Underwhelming sequels are not exactly uncommon. But when a sequel follows the route taken by two of the best sequels in recent years, Star Wars: The Force Awakens and Creed, that is, taking the plot structure of the original and reusing it for a new generation, it is disappointing to see it feel so rote and unimaginative. It’s great to once again enjoy the charismatic screen presence of Mary Poppins herself, and Emily Blunt in that role is practically perfect in every way. But the movie also includes a father (Ben Whishaw) who sometimes gets unreasonable cross at his kids and must learn to find the child in himself again. It includes a mother-like figure (Emily Mortimer) who is fighting for an important social cause but is sometimes laughed at for it. It has a lamplighter (Lin-Manuel Miranda), who was not only an apprentice of the chimney sweep (among other jobs) from the original, but plays exactly the same part here. And finally, it has the bank. Bank troubles fuel the initial conflict, a banker (Colin Firth) is the antagonist and a showdown at the bank acts as the climax. Just like the first one. Even the one random cameo in between (Meryl Streep) that has no bearing on the plot feels oddly reminiscent of the scene from the original where they all fly to the ceiling.
Those are just the major instances that immediately stand out. I could take the time to detail all the little jokes here are rehashed from the first without any comment on them or any significant addition to them, but by now you get the idea. The premise is simple: 25 years after the events of the first one, the Banks children have now grown up, Jane Banks a labour activist and Michael Banks a widower artist with a job at the bank. As the movie begins, Michael learns that he must pay off a loan in a few days in order to keep his house. He, Jane and his three kids must figure out a way to find the large sum required within that time, and that’s when Mary Poppins comes back into their lives to remind them what’s important, and in the process, teach them some very British manners.

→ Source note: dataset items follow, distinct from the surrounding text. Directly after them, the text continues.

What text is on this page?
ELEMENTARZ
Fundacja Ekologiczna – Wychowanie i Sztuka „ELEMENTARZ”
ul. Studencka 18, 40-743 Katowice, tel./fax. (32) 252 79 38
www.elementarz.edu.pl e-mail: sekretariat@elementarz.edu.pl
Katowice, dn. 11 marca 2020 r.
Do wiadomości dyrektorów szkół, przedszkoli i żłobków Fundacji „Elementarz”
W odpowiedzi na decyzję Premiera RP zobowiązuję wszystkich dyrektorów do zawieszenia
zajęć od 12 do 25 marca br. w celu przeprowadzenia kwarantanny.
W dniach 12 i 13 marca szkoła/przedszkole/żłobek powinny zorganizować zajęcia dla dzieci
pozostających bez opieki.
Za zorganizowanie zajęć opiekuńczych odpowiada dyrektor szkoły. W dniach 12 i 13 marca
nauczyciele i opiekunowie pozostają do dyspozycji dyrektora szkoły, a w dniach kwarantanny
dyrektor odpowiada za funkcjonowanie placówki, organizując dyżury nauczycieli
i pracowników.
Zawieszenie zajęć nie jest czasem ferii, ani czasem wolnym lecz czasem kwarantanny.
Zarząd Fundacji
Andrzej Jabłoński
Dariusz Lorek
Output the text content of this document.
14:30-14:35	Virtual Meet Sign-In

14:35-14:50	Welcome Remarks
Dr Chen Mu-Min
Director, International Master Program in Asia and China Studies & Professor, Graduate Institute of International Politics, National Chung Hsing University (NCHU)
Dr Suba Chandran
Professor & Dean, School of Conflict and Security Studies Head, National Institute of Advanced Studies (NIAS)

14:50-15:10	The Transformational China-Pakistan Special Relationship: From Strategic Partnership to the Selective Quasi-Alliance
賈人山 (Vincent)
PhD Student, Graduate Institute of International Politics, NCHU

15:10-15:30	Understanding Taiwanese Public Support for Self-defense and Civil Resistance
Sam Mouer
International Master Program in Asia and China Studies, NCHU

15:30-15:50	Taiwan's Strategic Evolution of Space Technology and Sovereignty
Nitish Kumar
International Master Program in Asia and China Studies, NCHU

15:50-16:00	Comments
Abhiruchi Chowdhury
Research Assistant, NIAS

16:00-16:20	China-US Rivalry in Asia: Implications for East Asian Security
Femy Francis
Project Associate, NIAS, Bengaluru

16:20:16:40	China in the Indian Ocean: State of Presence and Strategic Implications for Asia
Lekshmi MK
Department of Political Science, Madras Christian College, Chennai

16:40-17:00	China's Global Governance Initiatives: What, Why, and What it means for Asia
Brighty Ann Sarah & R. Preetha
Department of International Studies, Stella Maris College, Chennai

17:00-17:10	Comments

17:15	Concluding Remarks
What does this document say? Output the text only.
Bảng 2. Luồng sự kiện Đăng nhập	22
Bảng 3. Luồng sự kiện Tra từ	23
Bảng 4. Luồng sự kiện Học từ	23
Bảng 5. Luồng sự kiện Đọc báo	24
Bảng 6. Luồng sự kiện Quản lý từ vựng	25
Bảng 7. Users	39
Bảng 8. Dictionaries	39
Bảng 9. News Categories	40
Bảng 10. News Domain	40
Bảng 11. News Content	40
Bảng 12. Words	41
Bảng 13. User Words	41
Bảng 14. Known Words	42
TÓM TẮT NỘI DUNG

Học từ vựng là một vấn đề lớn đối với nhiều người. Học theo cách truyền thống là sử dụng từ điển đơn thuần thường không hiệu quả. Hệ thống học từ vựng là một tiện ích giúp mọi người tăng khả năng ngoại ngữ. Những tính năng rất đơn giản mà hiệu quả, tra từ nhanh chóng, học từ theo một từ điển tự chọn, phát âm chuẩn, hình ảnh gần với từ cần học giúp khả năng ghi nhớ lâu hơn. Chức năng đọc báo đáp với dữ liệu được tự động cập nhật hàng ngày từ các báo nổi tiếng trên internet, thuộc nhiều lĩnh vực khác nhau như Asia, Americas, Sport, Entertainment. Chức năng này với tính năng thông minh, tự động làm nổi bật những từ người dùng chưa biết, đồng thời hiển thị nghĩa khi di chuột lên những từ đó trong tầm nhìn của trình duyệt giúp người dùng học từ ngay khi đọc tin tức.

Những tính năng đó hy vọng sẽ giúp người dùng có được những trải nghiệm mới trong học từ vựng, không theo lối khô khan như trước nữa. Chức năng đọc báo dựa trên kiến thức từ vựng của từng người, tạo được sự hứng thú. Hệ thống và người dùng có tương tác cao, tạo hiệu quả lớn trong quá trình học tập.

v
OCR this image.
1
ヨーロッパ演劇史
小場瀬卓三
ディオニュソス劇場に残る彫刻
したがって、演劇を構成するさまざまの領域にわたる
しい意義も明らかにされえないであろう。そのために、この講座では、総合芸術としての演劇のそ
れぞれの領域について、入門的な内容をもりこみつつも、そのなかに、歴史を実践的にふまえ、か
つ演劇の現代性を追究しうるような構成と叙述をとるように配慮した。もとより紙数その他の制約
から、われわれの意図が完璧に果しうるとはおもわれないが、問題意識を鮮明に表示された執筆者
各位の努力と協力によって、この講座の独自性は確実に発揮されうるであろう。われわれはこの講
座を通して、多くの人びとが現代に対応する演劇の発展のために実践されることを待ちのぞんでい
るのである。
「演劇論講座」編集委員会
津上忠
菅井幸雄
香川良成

The best children’s stories entertain or educate children, and simultaneously offer adults something more to chew on. Mary Poppins Returns isn’t quite complex enough for that, and the best adults could really take away from it is a pleasant sense of nostalgia for the original, but that’s not to say it’s not a great entertainer for kids. The technical production is fabulous, with stunning visual effects that not only make the Mary Poppins magic fit seamlessly with the live action world around her, but manage to make the live action characters not look odd when they find themselves in a 2D animated world. Moreover, the children are immediately lovable, and since their mother’s death has left them responsible and wise beyond their years, they also act as great role models for the little ones watching.